4) L'amélioration des indices basés sur les données actuels pour les rapports annuels sur les niveaux de paix durable aux niveaux national et régional. Ce projet pourrait s'appuyer sur l'indice mondial de la paix pour mesurer et rendre compte de la paix durable dans le monde entier, mais intégrer des évaluations pro-sociales et de promotion. Cette initiative pourrait s'appuyer sur des initiatives telles que l'indice du bonheur national brut (Med Jones, 2006), les huit bases d'une culture de la paix (résolution A / RES / 52/13) et l'échelle de la paix (Klein, Goertz & Diehl, 2008). Une autre étape possible consisterait à développer un modèle de calcul dynamique avec des variables issues de plusieurs disciplines prouvant à la fois la violence et la paix, puis essayer de maintenir une «surveillance de la violence» et une «surveillance de la paix» sur les pays en branchant les données. pour voir si nous pouvons identifier les nations susceptibles aux éclosions de violence et aux éruptions de paix.

5) Forum annuel théorie-pratique-politique sur la paix durable. Il est actuellement nécessaire de réunir chaque année des décideurs politiques, des praticiens de la paix et des universitaires, où la recherche de pointe sur la paix durable pourrait être traduite et fournie aux décideurs.

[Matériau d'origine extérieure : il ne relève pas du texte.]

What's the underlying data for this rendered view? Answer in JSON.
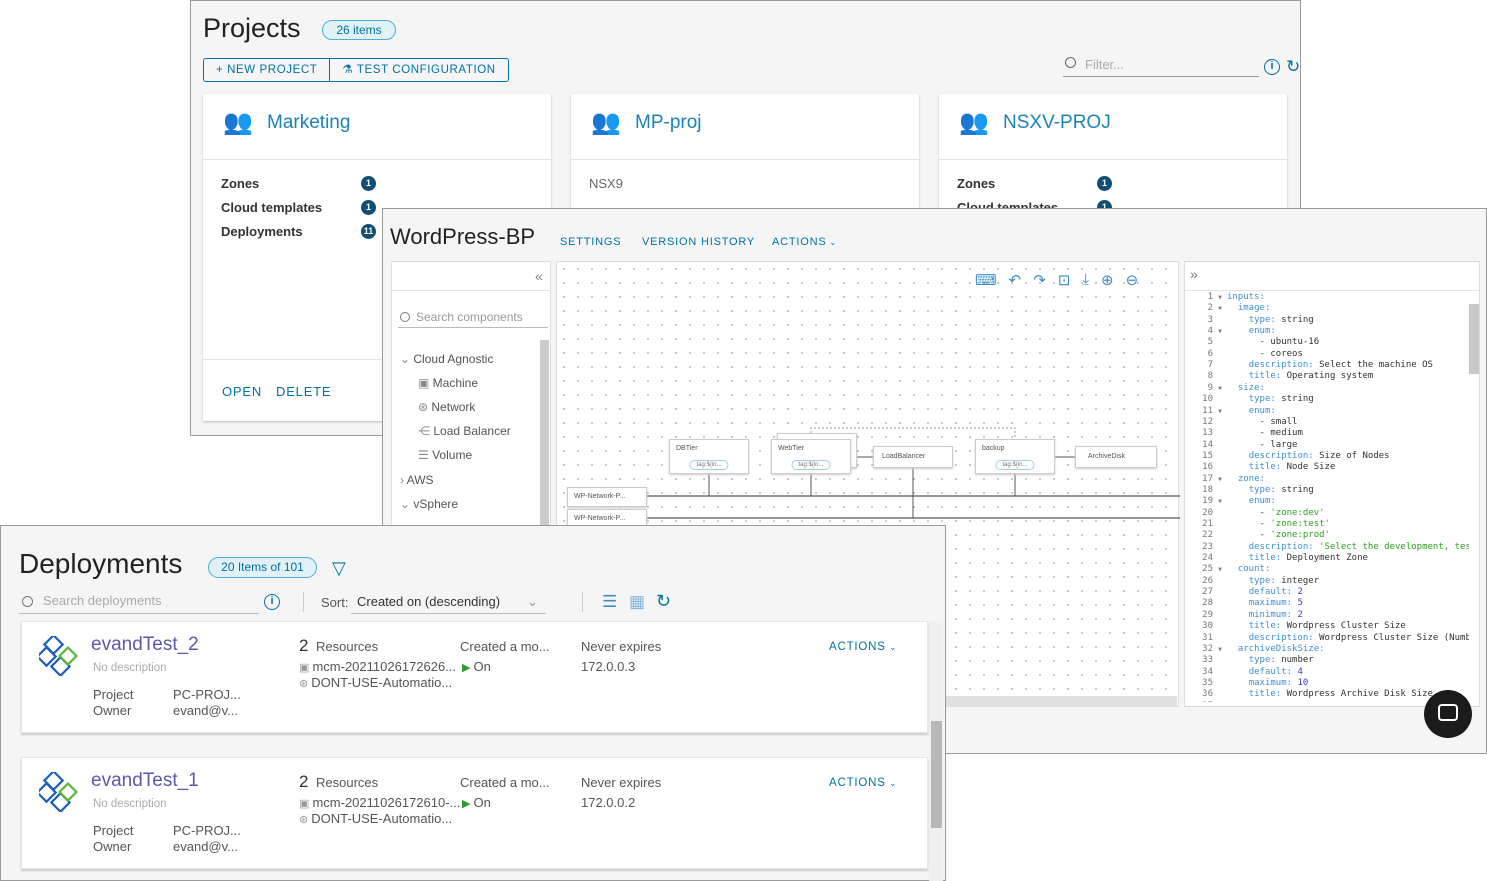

6) Le développement et le lancement des objectifs de paix durables des Nations Unies (SPG). Inspirés de l'approche des Nations Unies en matière de développement (ODM, maintenant ODD), les SPG suggèrent que les États, les organisations régionales et la communauté internationale bénéficieraient grandement de spécifier un ensemble d'objectifs mesurables pour atteindre et maintenir (à la fois préventif et promotionnel) la paix. Une constellation inclusive d'experts (organisations communautaires, ONG, universités, Nations Unies et pays donateurs) pourrait identifier des objectifs préventifs, d'intervention et de réparation pour la paix, le maintien de la paix, la consolidation de la paix et le maintien de la paix. qui coordonne les trois activités. Ces objectifs aideraient à mieux situer les efforts de médiation de l'ONU dans le contexte d'efforts plus larges et soutenus en faveur de la paix. Ils devraient utiliser les paramètres améliorés pour évaluer les objectifs de paix durables au niveau de l'État, détaillés chaque année au point 4 ci-dessus.